To preclude data on (and interpretations of) animal behavior a priori simply because the data was not garnered in laboratories (which constitute in any case highly unnatural conditions for animals) or was not observed by “accredited scientists” is against the spirit of what science should be. To be sure, common sense is “theory-laden” with often problematic categories and interpretations, but so too is science. It is at least as hard to see how intelligent, educated scientists bought whole-hog into behaviorism for most of the twentieth century as it is to see how ordinary people can buy into astrology today. As twentieth-century philosopher Paul Feyerabend suggests, science should be democratic in its admission of data sources but stricter in the theories or explanations it graduates.

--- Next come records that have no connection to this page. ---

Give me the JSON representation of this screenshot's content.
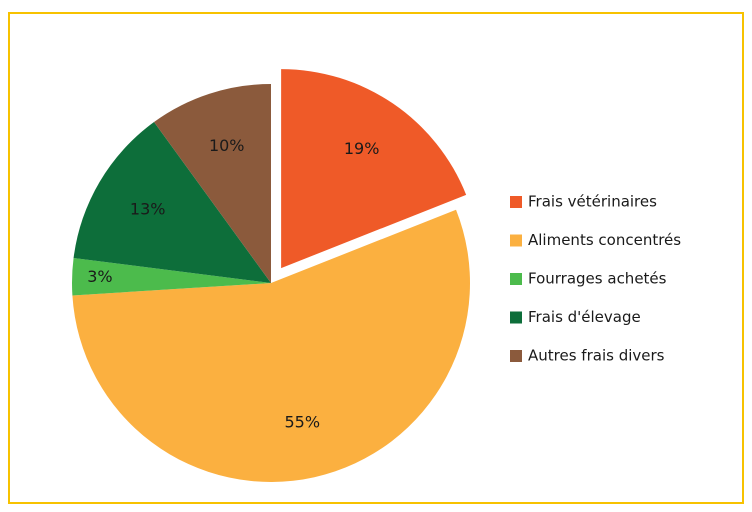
{
  "chart_data": {
    "type": "pie",
    "categories": [
      "Frais vétérinaires",
      "Aliments concentrés",
      "Fourrages achetés",
      "Frais d'élevage",
      "Autres frais divers"
    ],
    "values": [
      19,
      55,
      3,
      13,
      10
    ],
    "value_labels": [
      "19%",
      "55%",
      "3%",
      "13%",
      "10%"
    ],
    "colors": [
      "#ef5a28",
      "#fbb040",
      "#4cbb4c",
      "#0d6e3a",
      "#8b5a3c"
    ],
    "exploded": [
      0
    ],
    "legend": "right"
  }
}
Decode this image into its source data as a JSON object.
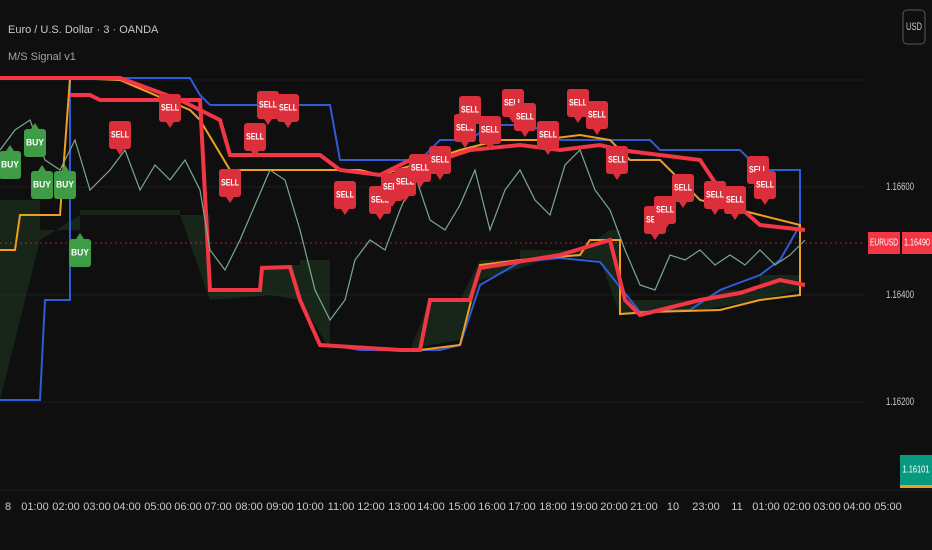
{
  "header": {
    "symbol": "Euro / U.S. Dollar · 3 · OANDA",
    "indicator": "M/S Signal v1",
    "currency": "USD"
  },
  "price_axis": {
    "labels": [
      "1.16600",
      "1.16400",
      "1.16200"
    ]
  },
  "price_tags": {
    "symbol": "EURUSD",
    "last": "1.16490",
    "other": "1.16101"
  },
  "time_axis": {
    "labels": [
      "8",
      "01:00",
      "02:00",
      "03:00",
      "04:00",
      "05:00",
      "06:00",
      "07:00",
      "08:00",
      "09:00",
      "10:00",
      "11:00",
      "12:00",
      "13:00",
      "14:00",
      "15:00",
      "16:00",
      "17:00",
      "18:00",
      "19:00",
      "20:00",
      "21:00",
      "10",
      "23:00",
      "11",
      "01:00",
      "02:00",
      "03:00",
      "04:00",
      "05:00"
    ]
  },
  "signals": [
    {
      "text": "BUY"
    },
    {
      "text": "BUY"
    },
    {
      "text": "BUY"
    },
    {
      "text": "BUY"
    },
    {
      "text": "BUY"
    },
    {
      "text": "SELL"
    },
    {
      "text": "SELL"
    },
    {
      "text": "SELL"
    },
    {
      "text": "SELL"
    },
    {
      "text": "SELL"
    },
    {
      "text": "SELL"
    },
    {
      "text": "SELL"
    },
    {
      "text": "SELL"
    },
    {
      "text": "SELL"
    },
    {
      "text": "SELL"
    },
    {
      "text": "SELL"
    },
    {
      "text": "SELL"
    },
    {
      "text": "SELL"
    },
    {
      "text": "SELL"
    },
    {
      "text": "SELL"
    },
    {
      "text": "SELL"
    },
    {
      "text": "SELL"
    },
    {
      "text": "SELL"
    },
    {
      "text": "SELL"
    },
    {
      "text": "SELL"
    },
    {
      "text": "SELL"
    },
    {
      "text": "SELL"
    },
    {
      "text": "SELL"
    },
    {
      "text": "SELL"
    },
    {
      "text": "SELL"
    },
    {
      "text": "SELL"
    },
    {
      "text": "SELL"
    },
    {
      "text": "SELL"
    }
  ]
}
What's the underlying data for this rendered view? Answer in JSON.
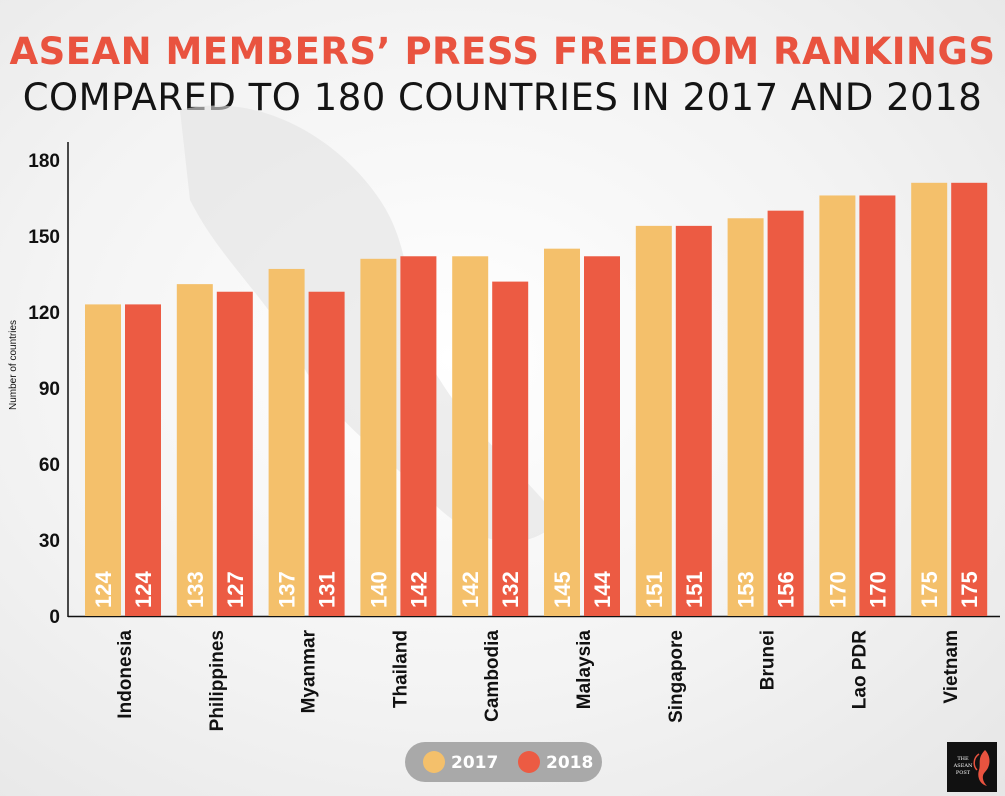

Mentalistic attribution to animals provides a very plausible theoretical structure for explaining and predicting animal behavior. Anthropomorphism, if tested against reasonable canons of evidence, is another plausible—and indeed inevitable—theoretical approach to assessing animal behavior. And finally, since there are and always have been far more ordinary people out observing animals than there are scientists engaged in the same activity, it would be a pity to rule out anecdote, critically assessed, as a potentially valuable source of information and interpretation of animal behavior. In fact, ever-increasing social-ethical concern about animal treatment essentially requires information about what matters to animals as the raw material for formulating social policy. Since the common sense of science has morally castrated the language it uses to describe animal behavior, eschewing, for example, morally laden descriptions of animals as expressing pain in favor of “neutral” locutions like “vocalizing,” the gap must be filled by the language of ordinary common sense, replete as it is with morally relevant locutions about animal experience.
In sum, we may now affirm that, for ordinary common sense, emerging animal ethics dovetails with, and indeed follows from, our social-consensus ethic, by way of telos. We have also seen that judging telos, and what matters to animals, is not problematic to ordinary common sense and that one can mount strong arguments against the skepticism emerging from scientific ideology.